Wednesday, April 15, 2015

Divide and Conquer Politics made Easy in America

A few years ago I was reading The Proud Tower by Barbara Tuchman. Detailing the turn of the 19th century and the anarchist movements that swept the world, violence played out against the backdrop of enormous gaps between rich and poor.  The United States was not immune as William McKinley could attest. So I couldn’t help wonder how the vast poor allowed the rich to get away with this in a country that voted. Well, if you consider how easily Barack Obama is sold as a socialist, the explanation is pretty straightforward.
 
A learned acquaintance, though not necessarily from a historical perspective, described it to me this way. “If you give people the opportunity to be dependent and level the rewards - despite how hard individuals work - they'll take the free ride and initiative goes out of society. But if you make your environment pliable to self-reliance where people are eager to seize opportunity, everyone will be better for it.”
 
Yeah, no kidding and for some reason conservatives feel the need to explain this basic facet of human behavior to liberals. Either way, he reasoned that Obama is wed to a philosophy of dependence - making the 2012 election the most important election of our lifetime.
 
So instead of having common cause, we’re divided and conquered.
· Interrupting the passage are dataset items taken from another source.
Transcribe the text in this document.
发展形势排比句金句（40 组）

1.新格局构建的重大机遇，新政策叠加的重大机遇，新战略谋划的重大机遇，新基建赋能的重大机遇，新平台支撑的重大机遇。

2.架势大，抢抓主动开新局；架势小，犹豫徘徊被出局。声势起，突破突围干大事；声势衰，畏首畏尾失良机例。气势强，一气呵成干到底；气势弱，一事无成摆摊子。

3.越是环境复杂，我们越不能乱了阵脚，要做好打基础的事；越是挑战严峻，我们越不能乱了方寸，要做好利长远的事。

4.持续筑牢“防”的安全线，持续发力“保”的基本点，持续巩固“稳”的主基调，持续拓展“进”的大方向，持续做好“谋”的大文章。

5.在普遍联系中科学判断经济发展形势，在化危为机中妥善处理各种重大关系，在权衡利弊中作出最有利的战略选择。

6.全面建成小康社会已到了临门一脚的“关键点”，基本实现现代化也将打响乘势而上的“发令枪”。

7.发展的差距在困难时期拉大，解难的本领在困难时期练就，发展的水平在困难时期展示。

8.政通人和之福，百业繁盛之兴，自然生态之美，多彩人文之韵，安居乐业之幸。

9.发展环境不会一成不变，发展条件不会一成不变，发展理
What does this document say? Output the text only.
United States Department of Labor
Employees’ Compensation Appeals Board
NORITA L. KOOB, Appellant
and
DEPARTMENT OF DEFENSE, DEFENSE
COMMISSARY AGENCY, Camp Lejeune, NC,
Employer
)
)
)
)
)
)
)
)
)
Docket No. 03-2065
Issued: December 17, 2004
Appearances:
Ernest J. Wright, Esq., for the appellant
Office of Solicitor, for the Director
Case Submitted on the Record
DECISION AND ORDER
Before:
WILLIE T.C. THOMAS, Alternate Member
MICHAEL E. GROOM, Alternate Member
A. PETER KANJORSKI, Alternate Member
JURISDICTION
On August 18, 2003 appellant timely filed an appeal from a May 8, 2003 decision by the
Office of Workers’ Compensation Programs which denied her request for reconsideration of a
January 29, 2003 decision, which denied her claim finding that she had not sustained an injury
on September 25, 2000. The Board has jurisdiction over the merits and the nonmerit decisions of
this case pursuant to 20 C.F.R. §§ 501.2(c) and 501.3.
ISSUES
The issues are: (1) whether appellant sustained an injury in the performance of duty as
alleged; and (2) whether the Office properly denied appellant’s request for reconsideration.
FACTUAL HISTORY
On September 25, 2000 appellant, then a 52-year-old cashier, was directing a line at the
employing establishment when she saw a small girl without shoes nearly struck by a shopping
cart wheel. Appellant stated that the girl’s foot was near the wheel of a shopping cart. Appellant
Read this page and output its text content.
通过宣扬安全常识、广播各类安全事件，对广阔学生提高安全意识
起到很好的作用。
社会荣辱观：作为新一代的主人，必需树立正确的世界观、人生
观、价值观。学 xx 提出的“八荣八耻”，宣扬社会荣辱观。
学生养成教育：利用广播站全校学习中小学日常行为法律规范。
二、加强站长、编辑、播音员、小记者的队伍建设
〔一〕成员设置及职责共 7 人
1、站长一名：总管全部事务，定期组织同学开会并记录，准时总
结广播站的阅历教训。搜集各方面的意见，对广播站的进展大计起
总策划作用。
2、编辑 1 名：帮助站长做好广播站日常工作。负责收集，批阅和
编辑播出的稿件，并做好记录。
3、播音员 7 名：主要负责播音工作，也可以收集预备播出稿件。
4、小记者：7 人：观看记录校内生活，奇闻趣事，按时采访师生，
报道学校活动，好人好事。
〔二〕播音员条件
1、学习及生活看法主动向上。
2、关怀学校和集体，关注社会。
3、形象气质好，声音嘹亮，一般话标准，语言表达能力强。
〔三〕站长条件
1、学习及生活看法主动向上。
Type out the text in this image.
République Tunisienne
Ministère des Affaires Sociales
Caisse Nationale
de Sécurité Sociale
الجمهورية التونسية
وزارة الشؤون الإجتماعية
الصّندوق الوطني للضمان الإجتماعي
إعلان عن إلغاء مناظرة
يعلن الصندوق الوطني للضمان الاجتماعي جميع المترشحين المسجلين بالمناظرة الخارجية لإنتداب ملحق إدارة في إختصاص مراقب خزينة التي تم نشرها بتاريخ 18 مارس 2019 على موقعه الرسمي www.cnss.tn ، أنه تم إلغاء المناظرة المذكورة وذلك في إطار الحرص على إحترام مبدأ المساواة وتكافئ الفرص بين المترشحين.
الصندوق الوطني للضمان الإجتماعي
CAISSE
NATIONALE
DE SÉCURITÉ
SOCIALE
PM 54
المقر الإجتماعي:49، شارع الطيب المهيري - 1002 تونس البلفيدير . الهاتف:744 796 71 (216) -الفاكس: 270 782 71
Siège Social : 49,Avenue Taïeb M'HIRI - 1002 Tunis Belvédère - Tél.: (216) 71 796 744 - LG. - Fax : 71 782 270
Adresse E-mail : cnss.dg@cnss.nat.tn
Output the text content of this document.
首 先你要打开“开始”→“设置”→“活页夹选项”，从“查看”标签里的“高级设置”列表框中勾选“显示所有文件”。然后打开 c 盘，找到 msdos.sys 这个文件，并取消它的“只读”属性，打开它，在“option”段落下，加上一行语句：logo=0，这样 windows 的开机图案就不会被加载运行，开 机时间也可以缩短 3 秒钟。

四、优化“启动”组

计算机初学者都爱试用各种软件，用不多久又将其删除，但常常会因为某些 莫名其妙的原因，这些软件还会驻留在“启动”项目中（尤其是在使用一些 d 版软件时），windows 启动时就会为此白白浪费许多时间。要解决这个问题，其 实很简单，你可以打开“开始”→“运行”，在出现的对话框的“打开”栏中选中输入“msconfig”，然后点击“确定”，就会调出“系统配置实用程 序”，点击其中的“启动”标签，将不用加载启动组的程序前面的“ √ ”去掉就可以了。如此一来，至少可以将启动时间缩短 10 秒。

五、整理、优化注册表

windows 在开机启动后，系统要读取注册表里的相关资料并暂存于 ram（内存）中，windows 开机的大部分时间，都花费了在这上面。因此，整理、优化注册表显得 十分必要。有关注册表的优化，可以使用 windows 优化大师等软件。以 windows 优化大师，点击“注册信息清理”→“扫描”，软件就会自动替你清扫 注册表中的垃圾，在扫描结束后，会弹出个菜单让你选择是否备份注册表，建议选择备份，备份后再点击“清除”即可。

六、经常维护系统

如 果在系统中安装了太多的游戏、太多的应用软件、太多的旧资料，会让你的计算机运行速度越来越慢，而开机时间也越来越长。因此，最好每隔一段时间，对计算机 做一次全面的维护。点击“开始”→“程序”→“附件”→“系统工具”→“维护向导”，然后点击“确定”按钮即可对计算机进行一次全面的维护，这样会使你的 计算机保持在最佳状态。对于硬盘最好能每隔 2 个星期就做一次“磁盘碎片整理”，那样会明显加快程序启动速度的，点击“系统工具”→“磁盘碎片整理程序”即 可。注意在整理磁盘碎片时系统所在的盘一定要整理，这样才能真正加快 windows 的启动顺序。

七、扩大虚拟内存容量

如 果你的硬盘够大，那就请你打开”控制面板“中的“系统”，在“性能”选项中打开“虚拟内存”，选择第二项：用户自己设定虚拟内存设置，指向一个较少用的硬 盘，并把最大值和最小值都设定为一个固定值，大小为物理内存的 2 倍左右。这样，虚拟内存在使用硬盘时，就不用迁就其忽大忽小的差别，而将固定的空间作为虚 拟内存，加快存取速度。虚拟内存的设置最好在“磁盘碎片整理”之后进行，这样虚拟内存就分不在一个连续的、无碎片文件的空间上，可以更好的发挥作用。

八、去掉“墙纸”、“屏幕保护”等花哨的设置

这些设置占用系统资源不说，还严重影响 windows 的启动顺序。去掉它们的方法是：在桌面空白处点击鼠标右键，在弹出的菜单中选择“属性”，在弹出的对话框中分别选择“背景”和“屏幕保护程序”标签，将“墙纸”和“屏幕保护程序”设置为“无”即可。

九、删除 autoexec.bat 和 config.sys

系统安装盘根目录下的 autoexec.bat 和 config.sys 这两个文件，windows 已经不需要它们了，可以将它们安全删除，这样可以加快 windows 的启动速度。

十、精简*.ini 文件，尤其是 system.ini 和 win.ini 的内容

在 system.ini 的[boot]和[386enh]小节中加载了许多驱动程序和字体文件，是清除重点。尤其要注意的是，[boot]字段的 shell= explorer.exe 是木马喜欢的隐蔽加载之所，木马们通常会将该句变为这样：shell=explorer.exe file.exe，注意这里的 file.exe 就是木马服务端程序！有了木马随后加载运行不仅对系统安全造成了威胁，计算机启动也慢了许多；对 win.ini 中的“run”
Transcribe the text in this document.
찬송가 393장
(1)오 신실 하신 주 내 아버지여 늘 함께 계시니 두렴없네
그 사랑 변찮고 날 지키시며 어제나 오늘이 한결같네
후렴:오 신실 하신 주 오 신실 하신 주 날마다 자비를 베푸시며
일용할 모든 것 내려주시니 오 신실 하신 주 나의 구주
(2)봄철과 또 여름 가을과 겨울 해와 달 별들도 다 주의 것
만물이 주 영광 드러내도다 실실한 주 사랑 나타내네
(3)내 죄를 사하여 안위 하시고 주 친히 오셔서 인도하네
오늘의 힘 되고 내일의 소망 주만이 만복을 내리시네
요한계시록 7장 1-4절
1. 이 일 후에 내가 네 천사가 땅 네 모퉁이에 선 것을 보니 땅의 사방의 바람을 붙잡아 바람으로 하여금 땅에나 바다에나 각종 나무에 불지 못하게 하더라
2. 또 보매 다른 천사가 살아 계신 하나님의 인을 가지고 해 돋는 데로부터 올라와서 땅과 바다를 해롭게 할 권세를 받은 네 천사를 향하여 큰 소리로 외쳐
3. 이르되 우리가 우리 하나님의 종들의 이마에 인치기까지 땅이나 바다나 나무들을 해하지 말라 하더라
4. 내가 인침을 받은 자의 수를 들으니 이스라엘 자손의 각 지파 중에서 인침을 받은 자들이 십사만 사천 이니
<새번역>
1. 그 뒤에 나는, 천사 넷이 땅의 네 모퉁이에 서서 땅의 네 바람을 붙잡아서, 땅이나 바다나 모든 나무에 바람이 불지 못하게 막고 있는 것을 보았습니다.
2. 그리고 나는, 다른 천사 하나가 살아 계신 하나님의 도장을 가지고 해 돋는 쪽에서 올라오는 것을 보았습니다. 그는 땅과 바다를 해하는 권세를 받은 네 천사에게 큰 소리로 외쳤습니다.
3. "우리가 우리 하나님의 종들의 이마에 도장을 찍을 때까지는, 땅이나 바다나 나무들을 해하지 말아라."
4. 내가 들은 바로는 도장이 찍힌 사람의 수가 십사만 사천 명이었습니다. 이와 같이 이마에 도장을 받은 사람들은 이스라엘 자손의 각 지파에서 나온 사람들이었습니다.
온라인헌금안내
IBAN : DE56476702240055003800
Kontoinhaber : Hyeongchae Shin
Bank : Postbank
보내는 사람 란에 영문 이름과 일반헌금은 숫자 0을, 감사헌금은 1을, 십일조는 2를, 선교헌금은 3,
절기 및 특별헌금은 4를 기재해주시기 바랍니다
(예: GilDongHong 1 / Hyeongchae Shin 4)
And it’s not that I believe the liberal model of economics is always the better way to go.  I’m for whatever works.
 
For instance, I find it curious that the corporate tax rate isn’t lowered so trillions of dollars of overseas business assets could come back here.  At the same time, if giving the Koch brothers tax breaks creates more opportunity for me, I say give refunds – and in spades.  The only thing, the remnants of the Reagan revolution has seen wages remain stagnant for 40 years and has the gap between rich and poor reaching unsustainable levels.
 
In accordance, unions have been decimated with the political check they provide, money has overwhelmed the political system and the consolidation of the media delivers the divide and conquer message.
 
Of course, that’s nothing new, and I’m going apply the old English approach to the handoff that occurred here with the American Revolution. Just to let you know, I’m switching to Howard Zinn – if you’d like to get off this train.
 
The American Revolution – from the point of view of the common folk – was mostly just a switch in overlords. In turn, you hopefully chose the winning side or successfully bided your time, awaiting an outcome.
 
Nonetheless, the men at the top knew the discontented had to be placated, given the democracy of the few that was planned. The burden then was throwing a bone to just enough people to solidify their position. “There developed a white middle class of small planters, individual farmers, city artisans, who given small rewards for joining, would be a solid buffer against black slaves, Indians and very poor whites,” writes Zinn.
 
Of course, all those discontents left out of the Declaration struck fear in the upper crust – specifically if they unified across race and class. One part of the method involved the westerly movement of poor whites of their horrid economic condition. In turn, they would obviously be confronted by Native American trying to preserve their way of life.
 
The inevitable conflicts that arose made it understandably easy for whites to see the Indians as the enemy – rather than the rich who sent them there by design.
 
In terms of black and white, fermenting racial hatred allied the white rabble to the plantation owner as easily as apple pie.  Of course, this is all just one radical historian writing but has the formula changed. Poor whites in the south would rather hate blacks than find common economic cause – just look up at all the state houses still flying the Confederate Flag.
 
Couple that with Kenyan birth certificates, Obamacare equals Nazism and this center left President as the socialist standard bearer - the founding fathers wished they could have had it this easy.  Then, there’s 2016, the film.
 
I didn’t see it but I saw the filmmaker state that serious economic troubles that have persisted under President Obama are by design so he can usher in a socialist Islamic State.  That film grossed $33 Million. The names have changed, but the means haven’t.
 

All this said, I don’t have an answer to our ills. But if the conversation ends before it even starts and the advantage we have in numbers is lost to something that should have been figured out long ago – then what’s the point.